Si la estrategia para "recuperar" a Venezuela consiste en sentar a la mesa de negocios a los mismos actores que se beneficiaron del colapso del país, la ciudadanía se encuentra ante un engaño de proporciones monumentales. No se está combatiendo al sistema; se está negociando con sus propios victimarios o arquitectos para cambiar de manos el flujo impresionante de dinero.

Mirar la realidad sin vendas

El caso revelado por Bloomberg no es un hecho aislado; es el síntoma de una política global que ha sustituido los principios por el beneficio inmediato. Cuando el liderazgo de la nación más poderosa del mundo decide que la moral es negociable y que los antecedentes de un operador no importan si el negocio es lucrativo, la democracia sufre una herida profunda.

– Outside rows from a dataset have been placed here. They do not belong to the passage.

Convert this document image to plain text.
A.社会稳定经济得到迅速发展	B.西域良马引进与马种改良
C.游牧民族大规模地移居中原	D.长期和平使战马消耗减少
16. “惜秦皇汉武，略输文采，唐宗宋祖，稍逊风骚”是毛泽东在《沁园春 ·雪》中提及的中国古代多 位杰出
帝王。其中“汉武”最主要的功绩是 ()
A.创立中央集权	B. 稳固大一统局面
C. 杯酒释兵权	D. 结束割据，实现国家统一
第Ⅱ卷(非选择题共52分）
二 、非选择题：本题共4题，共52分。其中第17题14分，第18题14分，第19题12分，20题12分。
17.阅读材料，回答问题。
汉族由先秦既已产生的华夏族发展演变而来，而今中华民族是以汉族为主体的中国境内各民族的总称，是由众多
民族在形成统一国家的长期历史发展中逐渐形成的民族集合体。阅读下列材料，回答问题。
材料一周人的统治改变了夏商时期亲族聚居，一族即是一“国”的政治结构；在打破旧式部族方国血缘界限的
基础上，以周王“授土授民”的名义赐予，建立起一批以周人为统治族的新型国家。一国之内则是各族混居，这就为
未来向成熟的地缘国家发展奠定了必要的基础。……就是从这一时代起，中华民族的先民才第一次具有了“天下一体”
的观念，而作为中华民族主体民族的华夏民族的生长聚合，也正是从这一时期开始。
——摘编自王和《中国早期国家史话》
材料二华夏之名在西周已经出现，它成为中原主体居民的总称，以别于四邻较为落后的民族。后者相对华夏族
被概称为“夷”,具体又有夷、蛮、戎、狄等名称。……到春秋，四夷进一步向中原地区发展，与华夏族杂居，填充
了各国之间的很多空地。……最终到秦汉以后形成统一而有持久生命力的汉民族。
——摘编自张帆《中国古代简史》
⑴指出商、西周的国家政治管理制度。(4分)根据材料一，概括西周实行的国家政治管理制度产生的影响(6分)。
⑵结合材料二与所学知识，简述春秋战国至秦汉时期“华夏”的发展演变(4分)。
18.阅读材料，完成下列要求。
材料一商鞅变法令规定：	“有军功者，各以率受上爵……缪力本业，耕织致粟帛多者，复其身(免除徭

No podemos seguir juzgando la política internacional por las propagandas o discursos electorales. Es hora de mirar las actas, los contratos y los nombres de quienes caminan libremente por los pasillos del poder. Mientras la ciudadanía no exija ética en la gestión pública, continuaremos siendo espectadores de un teatro.

Si evalúas el comportamiento general de Donald Trump desde su primera presidencia: ¿crees que este señor se comporta como un hombre institucional o está poco a poco destruyendo la institucionalidad de Estados Unidos? Piénsalo!